Weil Inhaber Habedank (Holger Stockhaus) nicht ahnen konnte, wer ihm da zu nächtlicher Stunde die Aufwartung macht, hat der Besuch für den Polizisten ein schmerzhaftes Ende genommen; und deshalb haben sich die beiden nun in der Notdienstpraxis eingefunden. Was wie ein Prolog wirkt, dessen Vorgeschichte anschließend in langer Rückblende erzählt wird, ist letztlich bloß ein Vorwand, um zwei Figuren einzuführen: Die Praxis gehört dem alten Mommsen, einem erfahrenen Arzt, der ständig an seiner Juniorpartnerin herumnörgelt.

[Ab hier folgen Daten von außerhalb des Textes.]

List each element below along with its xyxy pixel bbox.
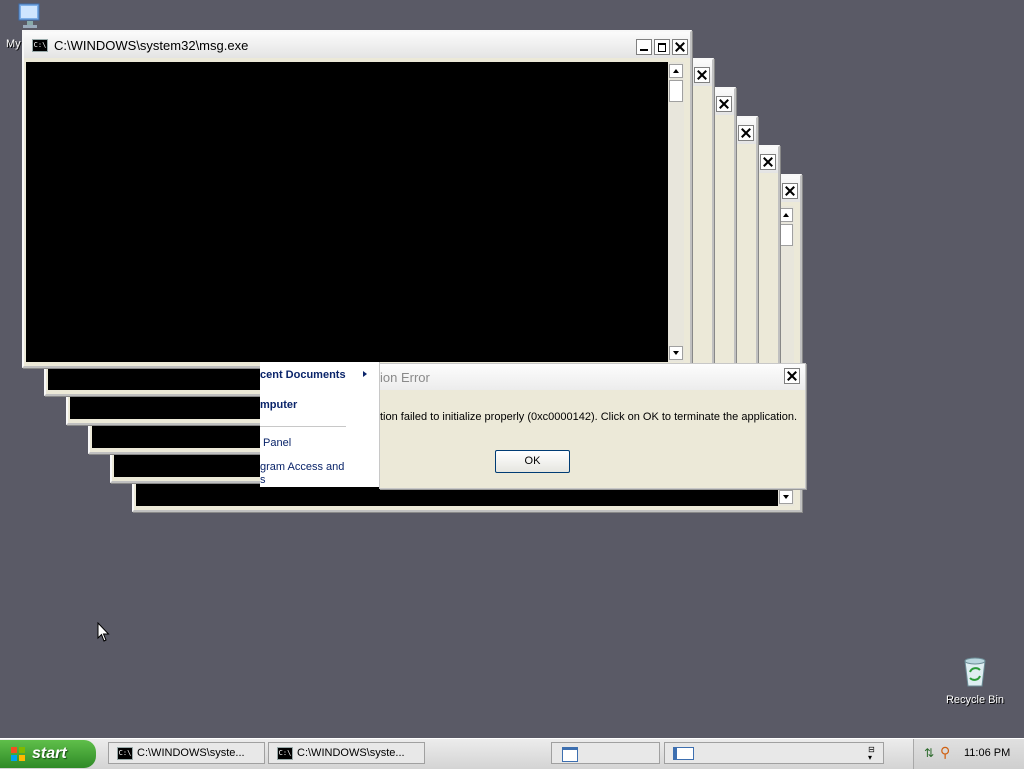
ok-button[interactable]: OK	[495, 450, 570, 473]
scroll-up-arrow[interactable]	[669, 64, 683, 78]
scroll-down-arrow[interactable]	[779, 490, 793, 504]
task-label: C:\WINDOWS\syste...	[137, 747, 245, 759]
menu-item-program-access[interactable]: gram Access and	[260, 461, 344, 473]
scroll-up-arrow[interactable]	[779, 208, 793, 222]
mouse-cursor-icon	[97, 622, 110, 642]
title-bar[interactable]: C:\ C:\WINDOWS\system32\msg.exe	[24, 32, 690, 58]
command-prompt-icon: C:\	[32, 39, 48, 52]
start-label: start	[32, 745, 67, 762]
taskbar-button-group[interactable]: ⊟ ▾	[664, 742, 884, 764]
system-tray: ⇅ ⚲ 11:06 PM	[913, 739, 1024, 769]
submenu-arrow-icon	[363, 371, 367, 377]
menu-item-label: mputer	[260, 399, 298, 411]
menu-item-program-access-line2[interactable]: s	[260, 474, 266, 486]
vertical-scrollbar[interactable]	[668, 62, 684, 362]
taskbar-button-window[interactable]	[551, 742, 660, 764]
command-prompt-icon: C:\	[117, 747, 133, 760]
menu-separator	[260, 426, 346, 427]
clock[interactable]: 11:06 PM	[964, 747, 1010, 759]
recycle-bin-icon	[964, 657, 986, 687]
maximize-button[interactable]	[654, 39, 670, 55]
scroll-thumb[interactable]	[669, 80, 683, 102]
search-icon[interactable]: ⚲	[940, 744, 950, 761]
window-icon	[562, 747, 578, 762]
menu-item-label: s	[260, 474, 266, 486]
console-window-main[interactable]: C:\ C:\WINDOWS\system32\msg.exe	[22, 30, 692, 368]
close-button[interactable]	[694, 67, 710, 83]
computer-icon	[18, 3, 40, 28]
close-button[interactable]	[760, 154, 776, 170]
start-button[interactable]: start	[0, 740, 96, 768]
menu-item-label: gram Access and	[260, 461, 345, 473]
recycle-bin-desktop-icon[interactable]: Recycle Bin	[940, 655, 1010, 706]
menu-item-recent-documents[interactable]: cent Documents	[260, 369, 367, 381]
window-title: C:\WINDOWS\system32\msg.exe	[54, 38, 249, 53]
windows-logo-icon	[11, 747, 25, 761]
start-menu-fragment: cent Documents mputer Panel gram Access …	[260, 362, 380, 487]
close-button[interactable]	[782, 183, 798, 199]
close-button[interactable]	[784, 368, 800, 384]
application-error-dialog[interactable]: ion Error tion failed to initialize prop…	[379, 363, 806, 489]
recycle-bin-label: Recycle Bin	[945, 694, 1005, 706]
close-button[interactable]	[716, 96, 732, 112]
close-button[interactable]	[738, 125, 754, 141]
menu-item-label: cent Documents	[260, 369, 346, 381]
network-icon[interactable]: ⇅	[924, 746, 934, 760]
taskbar-button-console-2[interactable]: C:\ C:\WINDOWS\syste...	[268, 742, 425, 764]
menu-item-control-panel[interactable]: Panel	[263, 437, 291, 449]
taskbar-button-console-1[interactable]: C:\ C:\WINDOWS\syste...	[108, 742, 265, 764]
dialog-title: ion Error	[380, 370, 430, 385]
scroll-down-arrow[interactable]	[669, 346, 683, 360]
scroll-thumb[interactable]	[779, 224, 793, 246]
dialog-title-bar[interactable]: ion Error	[380, 364, 805, 390]
error-message: tion failed to initialize properly (0xc0…	[380, 411, 798, 423]
minimize-button[interactable]	[636, 39, 652, 55]
console-output	[26, 62, 668, 362]
group-count-icon: ⊟ ▾	[868, 745, 875, 762]
window-icon	[673, 747, 694, 760]
menu-item-my-computer[interactable]: mputer	[260, 399, 297, 411]
my-computer-label: My	[6, 38, 21, 50]
taskbar: start C:\ C:\WINDOWS\syste... C:\ C:\WIN…	[0, 738, 1024, 769]
command-prompt-icon: C:\	[277, 747, 293, 760]
menu-item-label: Panel	[263, 437, 292, 449]
close-button[interactable]	[672, 39, 688, 55]
task-label: C:\WINDOWS\syste...	[297, 747, 405, 759]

Am nächsten Tag entdeckt Habedank beim gemeinsamen Joggen mit Apothekerin Harms (Tina Pfurr) die Leiche des Doktors: Sein Strandsegler ist sabotiert worden, den Unfall hat er nicht überlebt; der Exitus beschert dem Film die erste Leerstelle. Die zweite betrifft den Trenchcoat von Brockhorst: Das etwas in die Jahre gekommene gute Stück ist sein Markenzeichen, aber seit dem Besuch in der Praxis verschwunden. Prompt ist der Polizist nicht nur physisch lädiert, sondern auch mental neben der Spur.

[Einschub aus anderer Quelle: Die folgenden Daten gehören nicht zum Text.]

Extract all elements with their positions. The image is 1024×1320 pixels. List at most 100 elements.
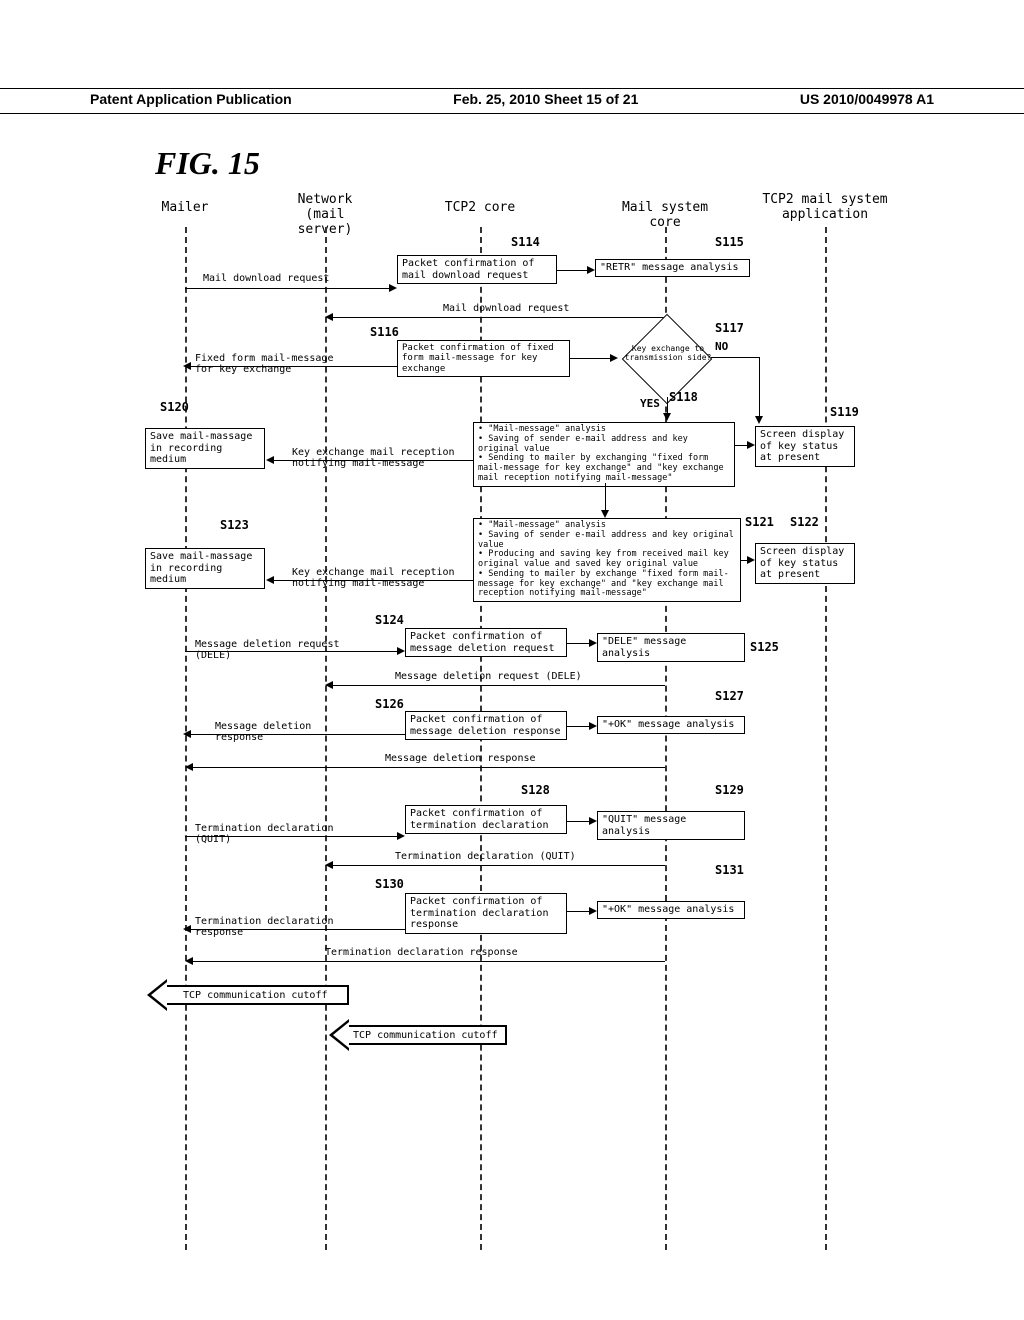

Er spricht es zwar nicht aus, doch es ist ihm anzusehen: Ohne den Mantel fühlt er sich nackt. Später wird er einräumen, dass so ein Kleidungsstück auch einen Schutz darstellt, ähnlich wie der Schatten des Vaters, in dem Mommsens Tochter Alrike (Christina Hecke) aufgewachsen ist. Weil Brockhorst mitbekommen hat, wie die Ärztin von dem Alten gegängelt worden ist, betrachtet er sie prompt als Hauptverdächtige: Er glaubt, sie habe den Nörgler aus dem Weg geräumt, um endlich nach eigenem Gutdünken in der Praxis schalten und walten zu können.

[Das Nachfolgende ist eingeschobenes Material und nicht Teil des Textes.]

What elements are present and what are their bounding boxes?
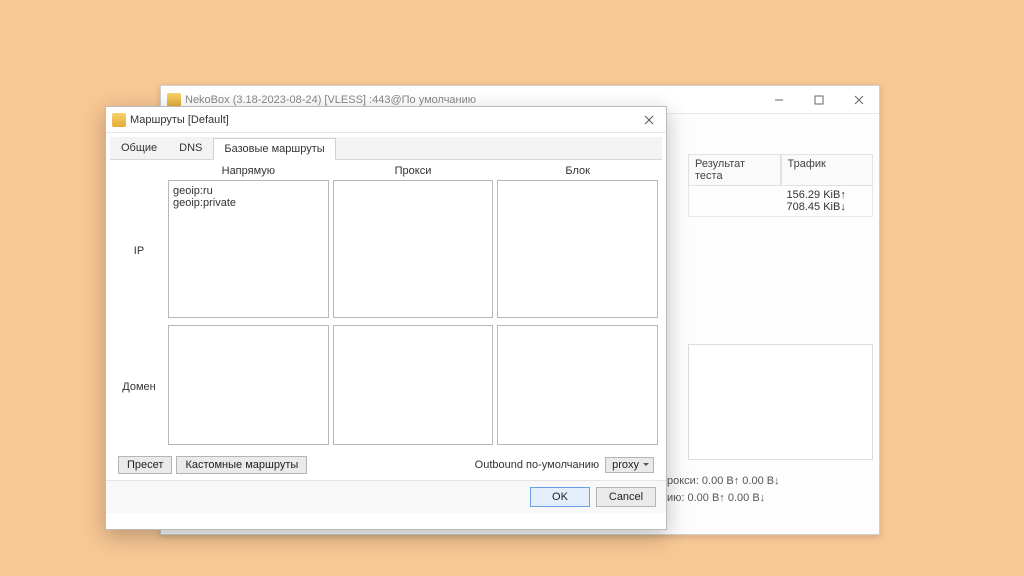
status-bar-text: рокси: 0.00 B↑ 0.00 B↓ ию: 0.00 B↑ 0.00 … — [667, 473, 780, 506]
outbound-default-label: Outbound по-умолчанию — [475, 459, 599, 471]
custom-routes-button[interactable]: Кастомные маршруты — [176, 456, 307, 474]
bottom-controls: Пресет Кастомные маршруты Outbound по-ум… — [112, 452, 660, 480]
dialog-title: Маршруты [Default] — [130, 114, 640, 126]
cancel-button[interactable]: Cancel — [596, 487, 656, 507]
routes-content: Напрямую Прокси Блок IP Домен Пресет Кас… — [106, 160, 666, 480]
col-test-result[interactable]: Результат теста — [688, 154, 781, 186]
domain-direct-textarea[interactable] — [168, 325, 329, 445]
routes-dialog: Маршруты [Default] Общие DNS Базовые мар… — [105, 106, 667, 530]
status-proxy-line: рокси: 0.00 B↑ 0.00 B↓ — [667, 475, 780, 487]
log-textarea[interactable] — [688, 344, 873, 460]
app-icon — [167, 93, 181, 107]
tab-bar: Общие DNS Базовые маршруты — [110, 137, 662, 160]
col-proxy-header: Прокси — [331, 162, 496, 180]
ip-row-label: IP — [112, 180, 166, 321]
ip-row: IP — [112, 180, 660, 321]
close-icon[interactable] — [640, 111, 658, 129]
preset-button[interactable]: Пресет — [118, 456, 172, 474]
column-headers: Напрямую Прокси Блок — [166, 162, 660, 180]
domain-row: Домен — [112, 325, 660, 448]
cell-test-result — [689, 186, 781, 216]
col-traffic[interactable]: Трафик — [781, 154, 874, 186]
dialog-button-bar: OK Cancel — [106, 480, 666, 513]
domain-block-textarea[interactable] — [497, 325, 658, 445]
ip-block-textarea[interactable] — [497, 180, 658, 318]
tab-dns[interactable]: DNS — [168, 137, 213, 159]
tab-general[interactable]: Общие — [110, 137, 168, 159]
tab-base-routes[interactable]: Базовые маршруты — [213, 138, 335, 160]
domain-proxy-textarea[interactable] — [333, 325, 494, 445]
close-button[interactable] — [839, 86, 879, 113]
dialog-titlebar: Маршруты [Default] — [106, 107, 666, 133]
main-window-title: NekoBox (3.18-2023-08-24) [VLESS] :443@П… — [185, 94, 759, 106]
minimize-button[interactable] — [759, 86, 799, 113]
table-row[interactable]: 156.29 KiB↑ 708.45 KiB↓ — [688, 186, 873, 217]
ok-button[interactable]: OK — [530, 487, 590, 507]
col-direct-header: Напрямую — [166, 162, 331, 180]
results-table: Результат теста Трафик 156.29 KiB↑ 708.4… — [688, 154, 873, 217]
col-block-header: Блок — [495, 162, 660, 180]
outbound-default-select[interactable]: proxy — [605, 457, 654, 473]
window-control-buttons — [759, 86, 879, 113]
cell-traffic: 156.29 KiB↑ 708.45 KiB↓ — [781, 186, 873, 216]
maximize-button[interactable] — [799, 86, 839, 113]
status-default-line: ию: 0.00 B↑ 0.00 B↓ — [667, 492, 765, 504]
ip-direct-textarea[interactable] — [168, 180, 329, 318]
app-icon — [112, 113, 126, 127]
domain-row-label: Домен — [112, 325, 166, 448]
ip-proxy-textarea[interactable] — [333, 180, 494, 318]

Die Leerstellen drei und vier sind weiblicher Natur: Apothekerin Insa Scherzinger, die ehemalige Chefin von Melanie Harms, hat ihre friesischen Zelte zum großen Bedauern Habedanks abgebrochen. Weil Brockhorst, der seinen Mitarbeiter Henk Cassens (Maxim Mehmet) ähnlich piesackt wie Vater Mommsen seine Tochter, die Kollegin Özlügül ans benachbarte Revier auf Langeoog ausgeliehen hat, ist "Geisterstunde" ungewohnt männerlastig.

Zum Ausgleich hat Drehbuchautor Stefan Rogall die Rolle von IT-Spezialistin Kim (Veronique Coubard) aufgewertet. Die Informatikerin darf sich auf gleich drei Ebenen tummeln. In der Gegend gab es zuletzt erstaunlich viele Fälle von Cyber-Kriminalität: Jemand hackt sich in die Computer von Arztpraxen und erpresst sie dann; auch Mommsen war betroffen. In Verdacht gerät zumindest aus Publikumssicht recht bald ein junger Mann, der sich Habedank als Aushilfe angedient hat: Tom (Adrian Julius Tillmann) war wegen eines ganz ähnlichen Delikts im Gefängnis. In Leer ist er allerdings aus einem anderen Grund; und der heißt Kim.

Seinen Titel verdankt der Film einem weiteren Handlungsstrang, und auch hier ist Kim involviert, weil Cassens sie als "Undercover"-Ermittlerin einsetzt: Reela Linnewever (Katharina Heyer) vermietet und wartet Strandsegler, Mommsens Gefährt war bei ihr gelagert, weshalb auch sie zum Kreis der Verdächtigen zählt. Dagegen spricht, dass Mommsen ihr bester Kunde war: Die esoterisch bewegte Frau lädt regelmäßig zu abendlichen Séancen, bei denen der Arzt den Kontakt zu seiner verstorbenen Gattin suchte. Kim nimmt in Cassens’ Auftrag an einer Sitzung teil und entlarvt die Jenseitskontakte umgehend als geschickten Betrug.

Regie führte Sarah Winkenstette. Ihr Kinodebüt "Zu weit weg" (2020) war ein berührender Familienfilm über zwei Jungs, die auf unterschiedliche Weise ihre Heimat verloren haben. Ihre bisherigen Arbeiten fürs Fernsehen waren ebenfalls sehenswert: "Ein Sommer an der Moldau" (2020, ZDF), ein romantisches Melodram über eine Berliner Privatdetektivin, die in Tschechien ihr Leben überdenkt, und "Rückkehr nach Rimini" (2022, ARD), eine heiter-melancholische Komödie über drei Männer, die nach fünfzig Jahren noch mal ihren einstigen Sehnsuchtsort besuchen. Diese Stimmungen finden sich auch in "Geisterstunde" wieder. Der Humor des insgesamt sehr sympathisch inszenierten Krimis ist trotz einiger sehr witziger Dialoge ohnehin eher hintergründig, was ihm aber einen besonderen Reiz verleiht.